On 22 August 1703, Mustafa II was deposed, and his brother Ahmed III became the new sultan. Feyzullah Efendi was killed by the rebels.

Although Mustafa II was replaced as the sultan, the revolt continued in Constantinople. The violence continued for three problematic reasons: “the lack of discipline and control over the disorder and destruction; the dissolution of rebel unity, amidst rivalries concerning the balance of power; and finally competition for the coronation accession gifts, the traditional reward for the janissary pledge of allegiance to a new sultan." This final demand was a means through which the janissaries exerted direct control over the sultan. The janissaries were essentially emphasizing their ability to remove a sultan from power or to reinstate a new sultan. When the violence ended, “the ceremony of submission by which the Janissaries swore allegiance to the new sultan was a theatrical gesture masking the real power of the corps to control events in the imperial capital.” (Aksan, Virginia H. (2007). Ottoman Wars: 1700-1870. Harlow: Longman/Pearson)




Aftermath (W)

As a result of the Edirne Event, Mustafa II was removed from power. Mustafa II was not physically harmed by the rebels. After he was removed from the sultanate, he “spent the remainder of his life seclusion in the palace”. Mustafa II was replaced by his brother Ahmed III. After he was declared sultan, Ahmed III went on the hajj and did not return home to Constantinople until 1706. Sultan Ahmed III reestablished the capital of the empire in Constantinople. Economically, the Ottomans were still in trouble. “Sari Mehmed Pasha, Chief Financial Officer six times between 1703 and 1716, was said to have melted the palace silver to make up the accession payment for Ahmet III. The accession payment was the payment that the new sultan had to pay to the janissaries as part of their confirmation of his sultanate. This payment that the sultan was required to make to the janissaries]was simply another addition to the financial troubles that the empire was already experiencing.




Legacy (W)

The defeat of Mustafa II in battle, the detrimental conditions of the Treaty of Karlowitz and his expulsion from power all contributed to the general decline of the sultanate as an institution. “While in the sixteenth century or even the early seventeenth century, the power of the sultans had been respected and even feared, this was no longer true after the numerous Ottoman defeats in the wars of 1683-1718.” The economic manipulation of Sultan Ahmed III also demonstrated a decline of the power of the sultanate. The continued weakening of the sultanate contributed to the strengthening of provincial powers.

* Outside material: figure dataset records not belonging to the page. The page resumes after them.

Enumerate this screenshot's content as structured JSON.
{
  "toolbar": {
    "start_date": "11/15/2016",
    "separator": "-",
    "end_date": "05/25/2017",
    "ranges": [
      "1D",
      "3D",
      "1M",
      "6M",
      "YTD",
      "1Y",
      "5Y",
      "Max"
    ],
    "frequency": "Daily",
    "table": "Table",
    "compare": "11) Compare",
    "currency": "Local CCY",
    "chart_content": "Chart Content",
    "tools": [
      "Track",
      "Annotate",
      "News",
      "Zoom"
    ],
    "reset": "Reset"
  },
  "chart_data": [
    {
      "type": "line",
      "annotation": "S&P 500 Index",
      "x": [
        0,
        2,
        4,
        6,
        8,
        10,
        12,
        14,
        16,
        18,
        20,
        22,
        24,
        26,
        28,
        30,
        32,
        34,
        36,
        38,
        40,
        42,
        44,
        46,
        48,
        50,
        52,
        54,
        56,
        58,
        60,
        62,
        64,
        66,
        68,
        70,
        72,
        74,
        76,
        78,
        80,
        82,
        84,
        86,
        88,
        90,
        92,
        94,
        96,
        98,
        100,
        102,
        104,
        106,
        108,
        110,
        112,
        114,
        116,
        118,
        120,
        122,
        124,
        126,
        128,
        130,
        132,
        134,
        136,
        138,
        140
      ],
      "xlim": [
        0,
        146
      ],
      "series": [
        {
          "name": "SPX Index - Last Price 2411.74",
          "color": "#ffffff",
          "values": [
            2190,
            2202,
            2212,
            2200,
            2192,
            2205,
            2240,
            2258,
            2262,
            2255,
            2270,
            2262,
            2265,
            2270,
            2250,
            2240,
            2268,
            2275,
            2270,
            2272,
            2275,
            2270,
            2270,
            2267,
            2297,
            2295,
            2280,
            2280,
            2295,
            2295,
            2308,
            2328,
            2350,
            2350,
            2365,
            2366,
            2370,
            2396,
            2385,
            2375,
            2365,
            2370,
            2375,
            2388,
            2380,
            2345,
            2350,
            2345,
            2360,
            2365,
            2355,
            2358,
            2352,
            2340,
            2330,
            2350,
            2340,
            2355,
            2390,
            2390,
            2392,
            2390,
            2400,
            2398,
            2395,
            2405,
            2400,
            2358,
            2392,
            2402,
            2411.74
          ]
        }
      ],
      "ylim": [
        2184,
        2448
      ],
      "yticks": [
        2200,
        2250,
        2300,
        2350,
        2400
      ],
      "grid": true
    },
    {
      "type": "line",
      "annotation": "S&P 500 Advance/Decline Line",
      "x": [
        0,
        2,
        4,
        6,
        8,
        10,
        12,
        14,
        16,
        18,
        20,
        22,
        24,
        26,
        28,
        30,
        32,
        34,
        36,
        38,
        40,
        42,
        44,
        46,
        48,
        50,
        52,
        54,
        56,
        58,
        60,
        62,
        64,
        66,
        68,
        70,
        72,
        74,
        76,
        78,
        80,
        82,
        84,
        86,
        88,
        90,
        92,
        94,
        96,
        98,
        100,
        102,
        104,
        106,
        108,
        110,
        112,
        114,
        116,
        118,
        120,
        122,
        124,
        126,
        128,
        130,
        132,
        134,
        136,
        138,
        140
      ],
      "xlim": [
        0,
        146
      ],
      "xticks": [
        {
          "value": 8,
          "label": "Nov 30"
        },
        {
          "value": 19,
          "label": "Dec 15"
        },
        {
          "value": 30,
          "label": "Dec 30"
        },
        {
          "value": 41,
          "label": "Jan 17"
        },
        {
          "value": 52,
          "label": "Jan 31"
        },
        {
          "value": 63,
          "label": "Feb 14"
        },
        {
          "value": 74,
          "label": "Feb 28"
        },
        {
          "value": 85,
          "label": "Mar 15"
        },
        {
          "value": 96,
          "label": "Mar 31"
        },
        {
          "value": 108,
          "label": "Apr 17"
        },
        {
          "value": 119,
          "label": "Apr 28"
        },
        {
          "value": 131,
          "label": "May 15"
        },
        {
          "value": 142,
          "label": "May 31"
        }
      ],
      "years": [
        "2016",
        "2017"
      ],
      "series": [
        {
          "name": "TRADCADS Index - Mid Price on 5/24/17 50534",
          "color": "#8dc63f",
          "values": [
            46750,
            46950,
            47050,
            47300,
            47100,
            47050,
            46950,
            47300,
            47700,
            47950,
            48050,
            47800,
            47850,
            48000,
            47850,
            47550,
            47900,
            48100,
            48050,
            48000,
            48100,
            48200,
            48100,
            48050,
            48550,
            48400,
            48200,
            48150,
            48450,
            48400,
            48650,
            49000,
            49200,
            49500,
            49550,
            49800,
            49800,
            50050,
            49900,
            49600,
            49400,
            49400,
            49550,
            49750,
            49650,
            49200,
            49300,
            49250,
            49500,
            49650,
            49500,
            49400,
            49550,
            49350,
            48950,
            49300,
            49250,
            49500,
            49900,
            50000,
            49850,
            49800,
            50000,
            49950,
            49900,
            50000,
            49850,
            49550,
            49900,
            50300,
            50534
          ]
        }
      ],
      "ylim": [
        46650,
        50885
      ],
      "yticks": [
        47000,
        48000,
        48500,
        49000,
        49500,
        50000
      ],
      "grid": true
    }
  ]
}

The Edirne Event strengthened the power of both the janissaries and the kadis. The janissaries’ power over the sultan was demonstrated not only through their attack, but also through their ability to economically manipulate Sultan Ahmed III. The kadis’ revealed their power over the sultan through their interpretation of Islamic law. As the kadis were the most accessible Ottoman leaders in the provinces, their growing power over the sultanate contributed to the increasing decentralization of power within the Ottoman Empire.